Concedere credito alle Pmi significa, di fatto, investire in asset illiquidi. Non è troppo rischioso per un risparmiatore?

Il rischio è sempre abbinato alle prospettive di rendimento che si punta ad avere. Ovviamente serve trasparenza, consapevolezza dei rischi e un’opportuna diversificazione del portafoglio. Noi crediamo che questa asset class abbia grandi potenzialità. Negli Usa è molto diffusa e noi negli Stati Uniti abbiamo varie partecipazioni in società che operano negli alternatives, tra cui Kennedy Lewis che da sola gestisce oltre 11 miliardi di fondi di private credit.

Si dirà: volete fare concorrenza alle banche, ma con regole più lasche. O no?

Non è così, per i motivi che le ho già detto: non operiamo nell'ombra, siamo soggetti vigilati. E il tema della concorrenza non esiste o è marginale, poichè il private credit è e sarà sempre più complementare alle banche. Guardiamo i dati recenti: l’ultima lending survey di Bce indica che la richiesta di credito da parte delle imprese dell’Eurozona è crollata al minimo da 20 anni, con maggior effetto sulle Pmi, inoltre a maggio il credito alle imprese in Italia è sceso del 2,3%. Non è solo un problema di domanda, ma anche di offerta che risente dei crescenti vincoli regolamentari. Ma chi finanzia in prospettiva le Pmi italiane escluse dall’offerta bancaria? A me sembra un vero e proprio campanello d’allarme per il sistema Italia. I fondi di private credit, che peraltro in alcuni casi vedono tra i promotori le stesse banche, sono una soluzione concreta. A patto che non siano stroncati sul nascere dalla iper-regolamentazione.

Difesa d’ufficio di un business da cui pensate di fare molti soldi?
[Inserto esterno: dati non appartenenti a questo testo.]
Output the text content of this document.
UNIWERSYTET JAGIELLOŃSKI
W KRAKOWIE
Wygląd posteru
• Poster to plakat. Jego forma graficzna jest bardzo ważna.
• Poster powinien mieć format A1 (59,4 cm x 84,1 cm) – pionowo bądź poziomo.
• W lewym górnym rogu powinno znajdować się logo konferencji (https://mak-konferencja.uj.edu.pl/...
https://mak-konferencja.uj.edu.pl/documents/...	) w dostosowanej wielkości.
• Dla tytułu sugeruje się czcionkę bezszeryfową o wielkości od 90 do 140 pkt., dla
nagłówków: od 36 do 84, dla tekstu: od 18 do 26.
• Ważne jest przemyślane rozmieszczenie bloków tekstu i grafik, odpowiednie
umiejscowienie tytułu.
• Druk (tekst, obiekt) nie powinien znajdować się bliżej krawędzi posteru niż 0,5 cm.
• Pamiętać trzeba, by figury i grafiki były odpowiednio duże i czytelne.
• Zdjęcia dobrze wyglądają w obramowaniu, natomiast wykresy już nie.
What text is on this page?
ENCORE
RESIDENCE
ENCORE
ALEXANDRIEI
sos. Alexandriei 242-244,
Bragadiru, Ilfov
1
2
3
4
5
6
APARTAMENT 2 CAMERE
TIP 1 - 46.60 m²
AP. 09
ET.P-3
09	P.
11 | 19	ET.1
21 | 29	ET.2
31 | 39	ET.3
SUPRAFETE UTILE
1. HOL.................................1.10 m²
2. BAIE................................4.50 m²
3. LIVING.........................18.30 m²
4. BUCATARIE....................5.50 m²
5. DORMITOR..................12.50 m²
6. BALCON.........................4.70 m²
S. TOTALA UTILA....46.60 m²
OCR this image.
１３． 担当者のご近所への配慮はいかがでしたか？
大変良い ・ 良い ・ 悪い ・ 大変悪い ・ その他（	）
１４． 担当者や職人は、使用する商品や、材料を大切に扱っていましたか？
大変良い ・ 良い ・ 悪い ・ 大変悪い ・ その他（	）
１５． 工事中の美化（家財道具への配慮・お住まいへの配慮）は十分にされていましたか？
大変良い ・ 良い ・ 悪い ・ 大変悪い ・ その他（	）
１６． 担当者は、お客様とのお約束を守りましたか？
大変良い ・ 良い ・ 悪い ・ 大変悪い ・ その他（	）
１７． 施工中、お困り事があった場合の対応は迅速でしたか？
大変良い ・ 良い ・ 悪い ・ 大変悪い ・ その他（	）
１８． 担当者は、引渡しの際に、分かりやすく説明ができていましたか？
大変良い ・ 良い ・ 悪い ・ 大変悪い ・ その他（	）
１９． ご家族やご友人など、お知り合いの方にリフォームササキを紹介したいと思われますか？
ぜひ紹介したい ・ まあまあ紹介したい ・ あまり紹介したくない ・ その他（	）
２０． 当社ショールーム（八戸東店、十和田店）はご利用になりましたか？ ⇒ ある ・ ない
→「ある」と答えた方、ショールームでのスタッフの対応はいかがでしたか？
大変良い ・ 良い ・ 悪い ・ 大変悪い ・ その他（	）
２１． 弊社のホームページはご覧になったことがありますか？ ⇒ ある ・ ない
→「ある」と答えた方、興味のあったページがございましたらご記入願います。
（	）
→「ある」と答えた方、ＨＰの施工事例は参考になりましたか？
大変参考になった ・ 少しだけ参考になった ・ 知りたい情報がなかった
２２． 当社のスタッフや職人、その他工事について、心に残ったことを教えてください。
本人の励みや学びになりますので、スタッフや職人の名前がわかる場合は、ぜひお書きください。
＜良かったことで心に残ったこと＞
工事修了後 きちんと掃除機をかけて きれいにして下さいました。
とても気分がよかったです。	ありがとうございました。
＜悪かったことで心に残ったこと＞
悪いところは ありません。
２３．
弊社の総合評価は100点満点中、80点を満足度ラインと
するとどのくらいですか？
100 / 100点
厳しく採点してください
Guardi, noi in Azimut siamo abituati a essere rapidi e flessibili. Se vediamo un'opportunità ci organizziamo velocemente e investiamo. Ma possiamo anche essere altrettanto rapidi nell’abbandonare un’iniziativa se, come in questo caso, gli eccessi normativi la dovessero rendere poco attraente. Il problema è più ampio e non riguarda noi ma il sistema-Paese: solo con lo sviluppo di nuovi operatori come i private credit sarà possibile garantire i finanziamenti alle Pmi che rappresentano una quota rilevante dell’economia italiana.